Con su mochila a la espalda, en la que lleva todos los elementos portátiles de comunicación de avanzada tecnología (celular, motorola, tarjetas magnéticas para hablar por teléfono y otros adminículos), el macho posmo anda por la vida a paso lento. De cuando en cuando se detiene frente a la vidriera de una juguetería, porque le encantan los juguetes, hasta el extremo de que colecciona muñecos de peluche que le regalan sus amigas. Novias no tiene, pero sí amigas.
Es que al macho posmo no le interesa el sexo. Considera que es algo lento, laborioso, pesado… Hay que afanarse, además, hay que saber, se transpira mucho…

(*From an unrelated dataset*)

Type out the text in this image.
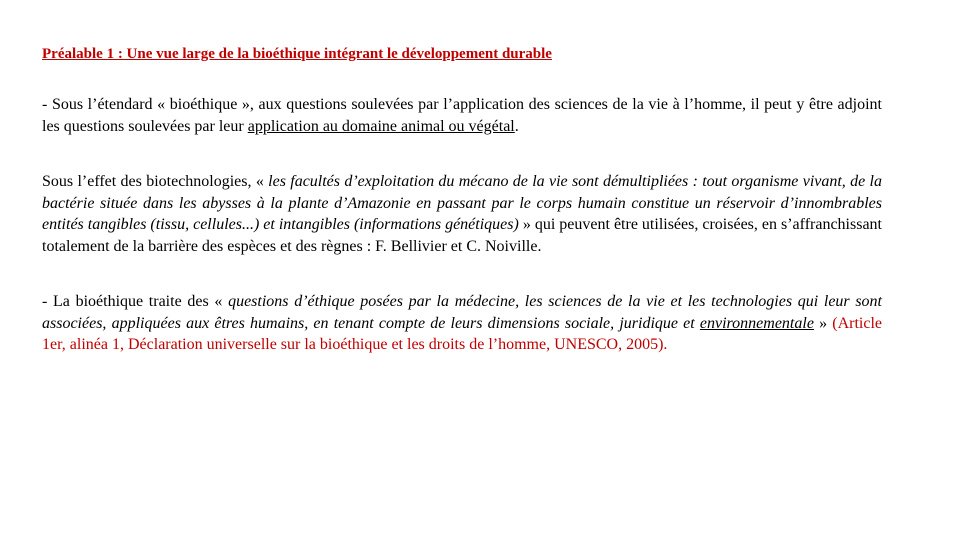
Préalable 1 : Une vue large de la bioéthique intégrant le développement durable

- Sous l’étendard « bioéthique », aux questions soulevées par l’application des sciences de la vie à l’homme, il peut y être adjoint les questions soulevées par leur application au domaine animal ou végétal.

Sous l’effet des biotechnologies, « les facultés d’exploitation du mécano de la vie sont démultipliées : tout organisme vivant, de la bactérie située dans les abysses à la plante d’Amazonie en passant par le corps humain constitue un réservoir d’innombrables entités tangibles (tissu, cellules...) et intangibles (informations génétiques) » qui peuvent être utilisées, croisées, en s’affranchissant totalement de la barrière des espèces et des règnes : F. Bellivier et C. Noiville.

- La bioéthique traite des « questions d’éthique posées par la médecine, les sciences de la vie et les technologies qui leur sont associées, appliquées aux êtres humains, en tenant compte de leurs dimensions sociale, juridique et environnementale » (Article 1er, alinéa 1, Déclaration universelle sur la bioéthique et les droits de l’homme, UNESCO, 2005).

El macho posmo no suele casarse, pero si lo hace su mujer es la que sale a trabajar. El se queda en casa, haciendo las tareas del hogar y cambiándoles los pañales a los bebés. No sabe cocinar, pero lava y plancha primorosamente.
Este muchacho de hoy en día es muy sensible, muy niño y tiene su costado femenino totalmente salido afuera, de lo que presume mucho. Es siempre joven, porque ahora la infancia se extiende sólo hasta los 7 años. A partir de ahí comienza la adolescencia, que temina a los 40, cuando empieza la juventud. Hoy uno es joven hasta los 60 años. De esa edad en adelante se es maduro. Los tiempos cambian.
El macho posmo… Pero hagamos una pausa, que hay mucha tela que cortar.
© José Luis Alvarez Fermosel
2 comentarios:
¡Ay, querido José Luis, cuanta razón tiene! Cuando conocí a mi marido, no digo que fuera como el de la foto, que me parece que es Charles Bronson, pero era un hombre hecho y derecho. El decía que tenía estaño. Como suele pasar, tuvimos 2 hijas. Hasta aquí, todo bien. Después de un tiempo, quedé embarazada. ¡Nació el varón! La alegría fue enorme por todas esas cosas que les solía pasar a los hombres con el machito. Hoy, nuestro hijo tiene... 32 años. Es inteligente, tiene buen porte, es ingeniero, pero mi marido dice que lo no entiende. Tiene todos, todos los tics o defectos que ud. enumera. Ha cambiado de trabajo millones de veces porque sus jefes lo persiguen, dice. Cuando la jefa es una mujer, dice que lo acosa. En fin, que no hay nada que le venga bien pero eso sí, sueña con ser padre. Mi marido le preguntó un día: ¿para qué? Contestó que por...¡ternura! Un abrazo grande y mi admiración de siempre. Isabel (Bella Vista)
Date por satisfecha, Isabel. Tienes un hijo que quiere ser padre por ternura porque no lo puede ser por ósmosis, pero es inteligente, ingeniero y tiene buena pinta. ¡Ya es algo! Como has debido de tenerlo muy joven, lo verás cuando él tenga 45 ó 50 años empezando a buscar su lugar en el mundo. Dile a tu marido que lo entiendo perfectamente, es decir, que entiendo que no entienda a esa ricurita. Ah, sí, en efecto, es Charles Bronson. Gracias por tu visita y tu comentario.